Mike Kendrick, from near Bridgnorth, runs the Mineseekers Foundation based at the airport. He is behind the scheme along with his business partner and fellow Shropshire resident Mark Dorey.

In two years time the pair say Straightline will have a fleet of four to six hybrid airships flying passengers and freight.

The ships are not expected to fly regularly over the West Midlands, but the global operation will be based at the airport in Bobbington.

Mr Kendrick and Mr Dorey formerly ran Richard Branson's Virgin airship and hot air balloons business, and Mr Kendrick has also worked with balloon pioneer Per Lindstrand in the past.

The duo are in talks with the two companies currently developing the new airships, Hybrid Air Vehicles in the UK and US aviation giant Lockheed Martin, to become their first customer. Both companies expect to have their airships ready to fly commercially in 2018.

Filled with helium – rather than the hydrogen often blamed for the Hindenberg disaster in 1936 – the new airships use a combination of lighter-than-air aircraft and helicopter technologies.

They can land on any piece of cleared ground or even the water.

"No airport, no problem," said Mr Kendrick. "These aircraft will transport cargo and passengers to previously inaccessible locations around the globe.

"The first versions will carry up to 20 tons of freight as well as passengers but they are scalable to many times that number.

"The current versions are about the size of the Molineux football pitch.

"They can land almost vertically on unprepared ground, grass, sand, snow or even water and, as they are not lighter than air, have excellent ground handling characteristics."

As well as working in developing countries lacking modern transport networks, the airships would be ideal for oil and gas exploration companies working in inaccessible areas, he said.

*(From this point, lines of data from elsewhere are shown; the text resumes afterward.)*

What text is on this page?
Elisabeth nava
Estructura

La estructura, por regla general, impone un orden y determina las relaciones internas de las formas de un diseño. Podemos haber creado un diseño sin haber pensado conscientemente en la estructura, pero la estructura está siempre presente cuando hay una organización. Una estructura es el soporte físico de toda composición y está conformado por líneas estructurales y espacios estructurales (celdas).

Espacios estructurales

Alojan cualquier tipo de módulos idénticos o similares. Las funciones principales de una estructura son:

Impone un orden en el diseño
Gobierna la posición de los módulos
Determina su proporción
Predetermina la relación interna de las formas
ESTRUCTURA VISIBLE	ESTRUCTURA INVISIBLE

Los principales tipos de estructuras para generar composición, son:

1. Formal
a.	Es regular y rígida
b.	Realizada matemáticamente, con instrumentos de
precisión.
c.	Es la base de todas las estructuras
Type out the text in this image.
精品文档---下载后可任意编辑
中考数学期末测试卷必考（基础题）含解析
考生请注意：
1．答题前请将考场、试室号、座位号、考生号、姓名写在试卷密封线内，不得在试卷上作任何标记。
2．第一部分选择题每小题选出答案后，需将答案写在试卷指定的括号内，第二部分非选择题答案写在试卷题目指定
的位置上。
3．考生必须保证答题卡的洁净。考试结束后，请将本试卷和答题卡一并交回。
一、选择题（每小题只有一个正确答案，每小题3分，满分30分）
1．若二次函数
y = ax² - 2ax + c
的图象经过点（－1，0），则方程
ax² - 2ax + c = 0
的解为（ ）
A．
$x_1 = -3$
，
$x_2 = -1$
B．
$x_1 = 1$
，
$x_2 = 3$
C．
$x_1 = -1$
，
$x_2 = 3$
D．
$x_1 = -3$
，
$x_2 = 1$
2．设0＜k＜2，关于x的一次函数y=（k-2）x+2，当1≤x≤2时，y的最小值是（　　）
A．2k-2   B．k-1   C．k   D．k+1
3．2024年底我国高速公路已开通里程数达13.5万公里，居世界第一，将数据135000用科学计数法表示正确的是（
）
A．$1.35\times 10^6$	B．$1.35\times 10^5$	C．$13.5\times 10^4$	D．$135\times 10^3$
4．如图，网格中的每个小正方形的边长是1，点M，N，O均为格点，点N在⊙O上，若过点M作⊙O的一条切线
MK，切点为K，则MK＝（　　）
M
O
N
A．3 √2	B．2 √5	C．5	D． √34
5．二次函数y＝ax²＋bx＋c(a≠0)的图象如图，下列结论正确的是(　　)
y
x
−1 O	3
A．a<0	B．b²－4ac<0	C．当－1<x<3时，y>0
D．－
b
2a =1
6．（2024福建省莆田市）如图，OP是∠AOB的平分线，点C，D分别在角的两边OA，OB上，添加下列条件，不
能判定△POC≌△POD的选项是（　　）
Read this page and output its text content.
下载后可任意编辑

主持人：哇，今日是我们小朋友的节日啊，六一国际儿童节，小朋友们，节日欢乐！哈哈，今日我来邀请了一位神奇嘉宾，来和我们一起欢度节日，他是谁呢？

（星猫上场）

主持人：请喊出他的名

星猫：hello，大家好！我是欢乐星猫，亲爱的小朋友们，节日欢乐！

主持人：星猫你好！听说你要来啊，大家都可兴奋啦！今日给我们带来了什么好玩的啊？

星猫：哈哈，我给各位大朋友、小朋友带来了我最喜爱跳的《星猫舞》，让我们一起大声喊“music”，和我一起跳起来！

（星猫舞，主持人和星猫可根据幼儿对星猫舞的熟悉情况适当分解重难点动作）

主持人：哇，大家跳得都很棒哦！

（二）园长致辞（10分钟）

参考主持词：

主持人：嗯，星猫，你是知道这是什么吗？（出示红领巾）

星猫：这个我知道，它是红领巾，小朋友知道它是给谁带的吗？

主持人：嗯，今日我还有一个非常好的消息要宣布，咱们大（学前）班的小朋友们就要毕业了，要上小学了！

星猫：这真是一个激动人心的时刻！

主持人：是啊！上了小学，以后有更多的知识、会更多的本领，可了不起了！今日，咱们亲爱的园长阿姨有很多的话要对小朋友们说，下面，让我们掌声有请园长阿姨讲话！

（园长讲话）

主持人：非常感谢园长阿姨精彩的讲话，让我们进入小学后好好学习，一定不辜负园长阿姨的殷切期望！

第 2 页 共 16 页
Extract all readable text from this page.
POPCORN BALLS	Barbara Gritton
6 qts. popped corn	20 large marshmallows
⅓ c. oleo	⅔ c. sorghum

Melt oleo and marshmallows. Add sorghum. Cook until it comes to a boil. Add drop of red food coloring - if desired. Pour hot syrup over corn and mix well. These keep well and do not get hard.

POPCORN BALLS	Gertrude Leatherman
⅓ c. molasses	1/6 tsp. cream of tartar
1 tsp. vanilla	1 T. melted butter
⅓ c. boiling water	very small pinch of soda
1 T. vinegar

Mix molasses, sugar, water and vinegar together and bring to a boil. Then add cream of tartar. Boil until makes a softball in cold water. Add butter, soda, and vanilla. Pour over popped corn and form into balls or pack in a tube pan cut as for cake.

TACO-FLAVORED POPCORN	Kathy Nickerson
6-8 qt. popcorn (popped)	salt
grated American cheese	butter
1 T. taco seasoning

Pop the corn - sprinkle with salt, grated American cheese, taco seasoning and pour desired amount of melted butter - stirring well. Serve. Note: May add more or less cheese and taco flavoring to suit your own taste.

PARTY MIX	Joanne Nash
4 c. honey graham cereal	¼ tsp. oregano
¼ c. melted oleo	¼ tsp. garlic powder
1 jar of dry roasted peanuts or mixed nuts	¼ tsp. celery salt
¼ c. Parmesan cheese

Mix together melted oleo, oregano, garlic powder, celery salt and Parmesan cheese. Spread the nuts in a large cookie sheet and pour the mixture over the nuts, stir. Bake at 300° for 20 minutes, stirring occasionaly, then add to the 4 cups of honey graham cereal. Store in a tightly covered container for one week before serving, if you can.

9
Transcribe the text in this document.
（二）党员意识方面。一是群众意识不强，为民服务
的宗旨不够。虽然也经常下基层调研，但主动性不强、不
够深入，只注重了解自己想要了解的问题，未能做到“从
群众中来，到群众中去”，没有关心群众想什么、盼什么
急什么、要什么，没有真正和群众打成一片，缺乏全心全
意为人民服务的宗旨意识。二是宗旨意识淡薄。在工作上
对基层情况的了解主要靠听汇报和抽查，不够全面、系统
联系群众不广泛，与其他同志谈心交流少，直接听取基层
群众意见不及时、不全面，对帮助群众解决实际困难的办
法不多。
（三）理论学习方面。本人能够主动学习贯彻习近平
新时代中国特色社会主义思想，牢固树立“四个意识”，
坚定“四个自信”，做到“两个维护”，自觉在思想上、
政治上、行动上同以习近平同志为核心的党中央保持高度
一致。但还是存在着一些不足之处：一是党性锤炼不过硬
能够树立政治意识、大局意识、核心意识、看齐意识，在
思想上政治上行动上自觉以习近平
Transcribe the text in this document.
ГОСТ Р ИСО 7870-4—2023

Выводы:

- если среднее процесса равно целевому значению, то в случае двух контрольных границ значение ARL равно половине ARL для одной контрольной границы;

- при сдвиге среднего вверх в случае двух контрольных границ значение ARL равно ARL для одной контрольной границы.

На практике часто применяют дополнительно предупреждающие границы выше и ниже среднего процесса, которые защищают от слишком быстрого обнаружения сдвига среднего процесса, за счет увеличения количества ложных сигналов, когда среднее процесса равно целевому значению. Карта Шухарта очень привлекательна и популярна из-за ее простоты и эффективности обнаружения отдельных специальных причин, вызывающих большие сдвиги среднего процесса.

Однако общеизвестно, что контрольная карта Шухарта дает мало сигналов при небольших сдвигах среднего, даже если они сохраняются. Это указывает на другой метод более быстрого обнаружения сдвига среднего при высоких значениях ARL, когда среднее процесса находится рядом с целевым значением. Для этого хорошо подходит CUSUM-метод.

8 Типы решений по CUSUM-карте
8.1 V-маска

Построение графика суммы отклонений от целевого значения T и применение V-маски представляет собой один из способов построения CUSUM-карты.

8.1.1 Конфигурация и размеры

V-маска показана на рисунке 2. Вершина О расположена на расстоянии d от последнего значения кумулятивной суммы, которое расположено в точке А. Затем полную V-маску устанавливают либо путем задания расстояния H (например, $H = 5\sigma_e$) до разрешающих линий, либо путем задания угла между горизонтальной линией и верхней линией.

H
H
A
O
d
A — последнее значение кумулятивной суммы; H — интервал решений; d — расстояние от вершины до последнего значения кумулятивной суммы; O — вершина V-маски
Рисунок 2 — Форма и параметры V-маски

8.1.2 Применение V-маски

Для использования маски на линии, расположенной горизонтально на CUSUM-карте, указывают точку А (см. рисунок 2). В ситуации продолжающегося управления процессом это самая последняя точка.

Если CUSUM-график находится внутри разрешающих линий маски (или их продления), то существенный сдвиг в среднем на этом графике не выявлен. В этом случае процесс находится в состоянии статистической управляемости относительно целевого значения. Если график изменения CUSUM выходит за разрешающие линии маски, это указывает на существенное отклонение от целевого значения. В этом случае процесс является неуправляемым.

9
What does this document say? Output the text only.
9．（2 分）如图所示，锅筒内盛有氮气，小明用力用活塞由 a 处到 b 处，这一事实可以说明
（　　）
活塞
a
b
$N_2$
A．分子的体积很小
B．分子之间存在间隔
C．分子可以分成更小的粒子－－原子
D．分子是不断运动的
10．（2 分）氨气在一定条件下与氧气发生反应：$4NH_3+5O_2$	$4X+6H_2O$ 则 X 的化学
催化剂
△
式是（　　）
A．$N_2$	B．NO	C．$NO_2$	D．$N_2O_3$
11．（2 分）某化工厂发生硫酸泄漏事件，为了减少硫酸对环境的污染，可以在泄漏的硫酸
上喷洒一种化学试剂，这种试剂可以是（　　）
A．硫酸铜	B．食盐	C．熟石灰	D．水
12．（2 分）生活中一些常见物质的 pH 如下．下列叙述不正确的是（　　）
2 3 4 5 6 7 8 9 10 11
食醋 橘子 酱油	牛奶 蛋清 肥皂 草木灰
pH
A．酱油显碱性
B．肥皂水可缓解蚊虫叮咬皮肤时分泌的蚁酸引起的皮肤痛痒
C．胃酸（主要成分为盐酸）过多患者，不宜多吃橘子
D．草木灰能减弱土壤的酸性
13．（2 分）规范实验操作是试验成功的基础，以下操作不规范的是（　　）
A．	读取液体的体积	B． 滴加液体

"It can cost these companies up to £20 million a mile to build new roads to some of these sites," Mr Kendrick said. "One company we have talked to said if they had been able to use one of these hybrids on one particular site they could have saved 900 million US dollars.

"They are also cost 70 per cent less to operate than other aircraft and their carbon footprint is 90 per cent smaller."

The company is talking with potential customers and is now looking for investors, having already secured wealthy US toy inventor Brian Kessler as its chairman.

The company has also recruited David Tait, the man who built Virgin Atlantic in the US, as its president. Mr Tait was awarded an OBE in 2001 for "services to British aviation in the USA".